Data generated for 6021 Canadian VISION study patients informed the probabilities of the monitoring results. Since the VISION study did not include nonscreened patients, we estimated the number of detected and missed cases of MINS after standard care using the number of symptomatic MINS cases (assumed detected in standard care) and the number of asymptomatic MINS cases (assumed undetected in standard care). The VISION study did not collect information on clinical symptoms in patients without elevation of the troponin T level of 0.04 ng/mL or greater. We assumed the incidence of noncardiac chest pain (i.e., false-positive in the standard-care group) to be 1% and explored the impact of this assumption in sensitivity analysis. We opted for this very conservative estimate of false-positive health state to avoid any overestimation of the cost in the standard-care group. Table 1 summarizes the model parameters and their distributions.

Parameters and their distributions of the model of troponin T monitoring on the detection of myocardial injury after noncardiac surgery

MINS = myocardial injury after noncardiac surgery; NA = not applicable; SE = standard error; VISION = Vascular Events in Noncardiac Surgery Patients Cohort Evaluation.

The VISION study did not collect data on resource use except for coronary angiography.
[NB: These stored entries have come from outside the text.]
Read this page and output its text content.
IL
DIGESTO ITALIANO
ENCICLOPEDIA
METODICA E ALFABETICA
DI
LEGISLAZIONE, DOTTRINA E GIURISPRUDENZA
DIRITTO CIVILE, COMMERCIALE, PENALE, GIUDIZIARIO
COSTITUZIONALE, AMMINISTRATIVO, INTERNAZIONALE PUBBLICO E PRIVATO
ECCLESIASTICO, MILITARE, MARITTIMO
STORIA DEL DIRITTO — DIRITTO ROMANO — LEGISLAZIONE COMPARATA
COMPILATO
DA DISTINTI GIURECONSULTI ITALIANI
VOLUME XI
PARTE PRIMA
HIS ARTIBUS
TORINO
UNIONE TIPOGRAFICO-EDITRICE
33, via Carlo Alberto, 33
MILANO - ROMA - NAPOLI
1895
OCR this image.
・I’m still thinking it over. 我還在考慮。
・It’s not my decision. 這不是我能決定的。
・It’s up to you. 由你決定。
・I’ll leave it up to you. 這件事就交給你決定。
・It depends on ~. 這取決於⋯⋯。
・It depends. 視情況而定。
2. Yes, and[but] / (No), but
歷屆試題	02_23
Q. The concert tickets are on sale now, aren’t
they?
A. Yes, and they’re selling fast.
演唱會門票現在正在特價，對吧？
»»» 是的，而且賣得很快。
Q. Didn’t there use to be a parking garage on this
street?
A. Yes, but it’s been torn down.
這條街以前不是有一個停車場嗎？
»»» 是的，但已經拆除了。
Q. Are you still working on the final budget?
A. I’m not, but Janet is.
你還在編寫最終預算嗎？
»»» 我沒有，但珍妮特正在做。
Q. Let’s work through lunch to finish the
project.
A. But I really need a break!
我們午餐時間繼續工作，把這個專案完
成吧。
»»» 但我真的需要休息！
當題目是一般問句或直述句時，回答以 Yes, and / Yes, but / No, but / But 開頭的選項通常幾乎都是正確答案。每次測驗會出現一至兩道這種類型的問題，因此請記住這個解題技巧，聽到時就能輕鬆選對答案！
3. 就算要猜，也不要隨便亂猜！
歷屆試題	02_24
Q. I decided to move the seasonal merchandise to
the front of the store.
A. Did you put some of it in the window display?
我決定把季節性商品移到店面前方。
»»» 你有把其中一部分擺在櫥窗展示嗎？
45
We estimated the cost of the 2 alternatives based on predefined diagnostic algorithms to confirm or exclude MINS in the case of elevated troponin T levels in screened patients or suggestive symptoms in the standard-care group. The algorithms included fourth-generation troponin T measurements as monitoring and as serial follow-up in the case of elevated troponin T or of clinical symptoms (triggered troponin T measurements), a cardiology consultation and follow-up visits, and serial electrocardiography and echocardiography for all patients with elevated troponin T levels. Canadian VISION data were the source for the probability of coronary angiography and for the probability that the troponin T level exceeded the upper limit of normal as late as on the last day of scheduled measurement, thus resulting in additional, triggered troponin T measurements in screened patients. The model did not include costs related to the noncardiac surgical procedure itself because these resource items were identical in the 2 alternatives.¹² Costs were inflated by the Canadian health care Consumer Price Index as necessary.